What These Brands Have in Common
If we look at overall trends, there are a few similarities across the brands featured here.
- Answer-shaped content. Clear, declarative information up top with structured details below.
- Entity clarity. Pages map cleanly to people, places, products, or concepts.
- Consistent templates + schema. Predictable URL patterns, headings, and structured data make citations safer for models and RAG systems.
- Indirect visibility. Many are also cited on Wikipedia, Reddit, YouTube, or large review hubs — the sources LLMs lean on most.
- Timely updates. Regular refreshes of specs, prices, and recommendations align with recency signals LLMs use.
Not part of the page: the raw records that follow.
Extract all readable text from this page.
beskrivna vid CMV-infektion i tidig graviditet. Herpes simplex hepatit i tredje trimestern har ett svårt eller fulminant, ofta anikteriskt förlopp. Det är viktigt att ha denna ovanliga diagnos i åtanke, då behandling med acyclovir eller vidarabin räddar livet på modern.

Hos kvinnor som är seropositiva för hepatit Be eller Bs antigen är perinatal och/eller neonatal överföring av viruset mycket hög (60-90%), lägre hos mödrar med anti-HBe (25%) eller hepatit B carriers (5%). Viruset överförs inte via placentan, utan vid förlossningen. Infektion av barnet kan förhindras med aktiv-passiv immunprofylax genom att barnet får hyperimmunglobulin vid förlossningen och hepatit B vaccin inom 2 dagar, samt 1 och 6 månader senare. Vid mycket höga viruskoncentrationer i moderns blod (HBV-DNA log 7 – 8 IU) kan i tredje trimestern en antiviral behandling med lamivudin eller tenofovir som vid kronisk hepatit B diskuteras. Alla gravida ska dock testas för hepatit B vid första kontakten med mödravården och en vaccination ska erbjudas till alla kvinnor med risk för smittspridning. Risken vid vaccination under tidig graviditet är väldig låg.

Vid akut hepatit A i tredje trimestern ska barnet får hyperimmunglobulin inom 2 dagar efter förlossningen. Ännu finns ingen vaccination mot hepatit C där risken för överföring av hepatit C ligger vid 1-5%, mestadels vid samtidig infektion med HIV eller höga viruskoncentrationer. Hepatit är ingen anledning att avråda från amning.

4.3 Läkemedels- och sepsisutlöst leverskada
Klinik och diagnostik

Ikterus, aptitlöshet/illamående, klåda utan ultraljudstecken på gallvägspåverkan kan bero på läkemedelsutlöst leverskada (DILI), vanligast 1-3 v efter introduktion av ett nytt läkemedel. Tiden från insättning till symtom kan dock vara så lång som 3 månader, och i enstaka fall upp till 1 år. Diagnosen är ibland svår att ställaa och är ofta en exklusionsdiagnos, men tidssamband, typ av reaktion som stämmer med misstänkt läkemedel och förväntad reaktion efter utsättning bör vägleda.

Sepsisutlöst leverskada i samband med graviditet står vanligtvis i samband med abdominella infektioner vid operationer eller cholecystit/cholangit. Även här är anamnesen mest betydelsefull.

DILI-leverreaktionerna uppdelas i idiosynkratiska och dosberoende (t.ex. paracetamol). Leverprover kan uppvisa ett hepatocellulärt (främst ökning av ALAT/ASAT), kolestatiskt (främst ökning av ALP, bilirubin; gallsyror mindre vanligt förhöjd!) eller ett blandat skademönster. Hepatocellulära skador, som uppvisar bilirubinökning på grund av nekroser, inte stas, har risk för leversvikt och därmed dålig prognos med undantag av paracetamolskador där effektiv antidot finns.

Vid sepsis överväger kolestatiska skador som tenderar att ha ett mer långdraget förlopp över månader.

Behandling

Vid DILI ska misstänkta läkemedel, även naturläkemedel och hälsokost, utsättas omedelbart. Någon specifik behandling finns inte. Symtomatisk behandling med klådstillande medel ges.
How Your Brand Can Improve its Own AI Visibility
Use this as a checklist when coming up with your content auditing, development, and distribution strategies.
- Audit for “answerability.” Structure key pages to directly answer the questions your audience types into AI tools.
- Invest in entity hygiene. Consolidate duplicate profiles, ensure consistent naming, and use schema to clarify relationships.
- Build comparison and utility pages. Tools, calculators, specs, and side-by-side tables are prized by LLMs.
- Earn citations from intermediaries. Appear in Wikipedia entries, Reddit discussions, or reputable review sites — these act as feeders into LLM outputs.
- Monitor AI engines directly. Track how often your content is cited or paraphrased in ChatGPT, Perplexity, Google AI Overviews, and others.
For more about winning visibility in AI Search check out the latest research from Stacker!
Conclusion
These nine brands show that LLM visibility isn’t random. It’s a function of clear, structured, authoritative content backed by distribution that models already trust. With deliberate content and entity strategy, any brand can increase its odds of being the paragraph AI engines choose to cite regardless of industry, content type, or subject matter.